従来の「NHKニュース・防災アプリ」は、2025年9月30日をもってサービスを終了しました。後継となる「NHK ONE ニュース・防災」は同年10月1日から提供開始され、移行期間は設けられていません。
主な変更点
- ユーザーインターフェースの刷新:ニュースと防災情報の切り替えがよりスムーズに
- ニュース機能の強化:テレビニュースの同時配信機能が追加
- ライブ配信機能の追加:災害現場からのリアルタイム映像視聴が可能に
- 地域ニュース機能の拡充:地域の放送局のニュースや解説コンテンツが充実
通知機能の基本的な仕組みは継承されており、地震速報や気象警報の配信方法に大きな変更はありません。旧アプリで設定していた地域情報や通知設定は引き継がれないため、新アプリで再設定が必要です。
他の防災アプリとNHK ONEの違い
主要競合アプリとの比較
| 項目 | NHK ONE | Yahoo!防災速報 | 特務機関NERV |
|---|---|---|---|
| 提供元 | NHK(公共放送) | ヤフー | ゲヒルン |
| 料金 | 完全無料 | 完全無料 | 完全無料 |
| 広告表示 | なし | あり | なし |
| 地震速報 | ○ | ○ | ○ |
| 気象警報 | ○ | ○ | ○ |
| ニュース機能 | ○(統合型) | △(別アプリ) | × |
| 避難所情報 | ○ | ○ | △ |
NHK ONEの強み
公共放送による信頼性
NHKは災害報道において長年の実績があり、情報の正確性と中立性が担保されています。広告収入に依存しないため、商業的な影響を受けずに運営されている点も特徴です。
広告なし・完全無料
アプリ内に広告が一切表示されないため、緊急時の情報確認がスムーズです。有料プランへの誘導もなく、全ての機能を無料で利用できます。
ニュースとの一体化
防災情報だけでなく日常的なニュース閲覧にも対応しているため、アプリを開く習慣が自然と身につきます。これにより、いざという時に使い方がわからないという事態を避けられます。
他アプリとの併用推奨
情報源を多重化することで、より確実に災害情報を入手できます。NHK ONEを基本として、Yahoo!防災速報や特務機関NERVなど異なる情報源を持つアプリを併用することで、一方の配信が遅れた場合でももう一方から情報を得られる安心感があります。
まとめ|NHK ONEで「もしも」に備えよう
本記事では、NHK ONE ニュース・防災アプリの通知機能について詳しく解説しました。

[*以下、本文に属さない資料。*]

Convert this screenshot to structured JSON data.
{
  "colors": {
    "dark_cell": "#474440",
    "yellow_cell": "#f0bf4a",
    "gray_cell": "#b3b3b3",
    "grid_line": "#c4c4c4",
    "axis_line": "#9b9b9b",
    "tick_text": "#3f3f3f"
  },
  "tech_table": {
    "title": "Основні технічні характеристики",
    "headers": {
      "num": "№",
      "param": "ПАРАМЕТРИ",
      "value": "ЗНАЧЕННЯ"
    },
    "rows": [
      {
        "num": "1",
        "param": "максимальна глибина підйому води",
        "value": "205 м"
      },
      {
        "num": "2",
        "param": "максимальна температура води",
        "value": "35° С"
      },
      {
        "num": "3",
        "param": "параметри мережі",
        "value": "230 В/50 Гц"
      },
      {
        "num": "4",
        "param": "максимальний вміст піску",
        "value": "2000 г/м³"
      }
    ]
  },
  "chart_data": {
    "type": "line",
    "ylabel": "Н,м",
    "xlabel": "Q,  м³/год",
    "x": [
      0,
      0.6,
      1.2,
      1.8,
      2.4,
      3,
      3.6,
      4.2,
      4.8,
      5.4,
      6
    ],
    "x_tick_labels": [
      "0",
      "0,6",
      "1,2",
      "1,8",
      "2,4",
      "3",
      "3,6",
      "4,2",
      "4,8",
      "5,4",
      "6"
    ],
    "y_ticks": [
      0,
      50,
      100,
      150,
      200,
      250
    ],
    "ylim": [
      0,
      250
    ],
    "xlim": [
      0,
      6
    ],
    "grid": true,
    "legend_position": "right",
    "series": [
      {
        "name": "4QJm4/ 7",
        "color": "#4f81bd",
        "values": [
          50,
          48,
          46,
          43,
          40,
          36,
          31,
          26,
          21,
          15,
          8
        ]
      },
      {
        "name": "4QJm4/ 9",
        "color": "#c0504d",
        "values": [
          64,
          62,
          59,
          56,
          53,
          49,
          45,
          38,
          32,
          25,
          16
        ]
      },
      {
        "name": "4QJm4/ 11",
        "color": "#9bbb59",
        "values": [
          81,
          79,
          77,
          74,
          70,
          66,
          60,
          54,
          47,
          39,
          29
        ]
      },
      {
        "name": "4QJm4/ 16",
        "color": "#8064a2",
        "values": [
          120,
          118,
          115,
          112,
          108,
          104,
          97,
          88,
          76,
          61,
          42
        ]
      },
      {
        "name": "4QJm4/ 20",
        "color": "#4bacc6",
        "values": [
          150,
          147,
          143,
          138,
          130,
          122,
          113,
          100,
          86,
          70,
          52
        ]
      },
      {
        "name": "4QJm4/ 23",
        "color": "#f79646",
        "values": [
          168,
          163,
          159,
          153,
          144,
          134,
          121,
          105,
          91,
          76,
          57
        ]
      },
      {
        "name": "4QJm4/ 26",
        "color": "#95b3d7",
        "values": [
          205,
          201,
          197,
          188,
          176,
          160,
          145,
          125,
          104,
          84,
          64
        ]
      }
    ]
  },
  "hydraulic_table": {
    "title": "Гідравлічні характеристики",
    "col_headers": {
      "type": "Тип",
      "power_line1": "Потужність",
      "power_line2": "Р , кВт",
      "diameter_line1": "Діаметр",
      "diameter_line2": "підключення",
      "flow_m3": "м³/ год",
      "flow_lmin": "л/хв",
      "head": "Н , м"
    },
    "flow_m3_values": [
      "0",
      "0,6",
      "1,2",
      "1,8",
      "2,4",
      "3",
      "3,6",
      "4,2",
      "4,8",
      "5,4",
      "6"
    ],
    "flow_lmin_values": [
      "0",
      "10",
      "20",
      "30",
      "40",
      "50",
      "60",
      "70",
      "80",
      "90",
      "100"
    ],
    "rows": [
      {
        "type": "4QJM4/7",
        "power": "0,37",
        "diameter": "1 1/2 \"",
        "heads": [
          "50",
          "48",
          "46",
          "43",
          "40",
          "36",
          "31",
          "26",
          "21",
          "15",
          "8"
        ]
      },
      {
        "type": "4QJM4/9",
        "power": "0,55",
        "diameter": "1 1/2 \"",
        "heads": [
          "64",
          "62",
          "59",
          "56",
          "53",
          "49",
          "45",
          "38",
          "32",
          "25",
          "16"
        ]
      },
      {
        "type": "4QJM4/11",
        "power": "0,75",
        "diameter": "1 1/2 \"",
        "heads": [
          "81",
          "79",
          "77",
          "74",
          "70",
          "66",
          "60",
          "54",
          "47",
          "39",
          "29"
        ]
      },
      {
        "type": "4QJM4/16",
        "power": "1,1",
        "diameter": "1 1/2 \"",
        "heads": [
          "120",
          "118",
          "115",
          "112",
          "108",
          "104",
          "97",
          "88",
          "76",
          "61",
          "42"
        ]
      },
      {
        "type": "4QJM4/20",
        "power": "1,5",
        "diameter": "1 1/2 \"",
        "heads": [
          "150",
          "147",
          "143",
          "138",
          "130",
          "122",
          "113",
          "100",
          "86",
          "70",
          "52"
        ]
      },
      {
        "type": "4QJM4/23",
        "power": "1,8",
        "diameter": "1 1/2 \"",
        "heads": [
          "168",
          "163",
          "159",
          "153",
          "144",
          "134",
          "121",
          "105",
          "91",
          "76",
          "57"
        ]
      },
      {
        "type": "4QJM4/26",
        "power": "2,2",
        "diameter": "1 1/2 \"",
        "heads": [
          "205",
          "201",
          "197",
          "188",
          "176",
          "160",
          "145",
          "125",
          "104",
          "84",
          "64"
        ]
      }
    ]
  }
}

要点をまとめます。
- 24時間365日のリアルタイム配信:地震・津波・気象警報などを即座に通知
- 災害種別ごとの詳細設定:震度レベル、警報種類、地域ごとにカスタマイズ可能
- 複数地域の登録対応:自宅・職場・実家など生活圏全体をカバー
- 完全無料・広告なし:NHKの公共性により信頼性の高い情報を提供
通知が来てから慌てるのではなく、事前の設定と日常的な活用が命を守る第一歩です。家族全員でアプリを共有し、いざという時に備えましょう。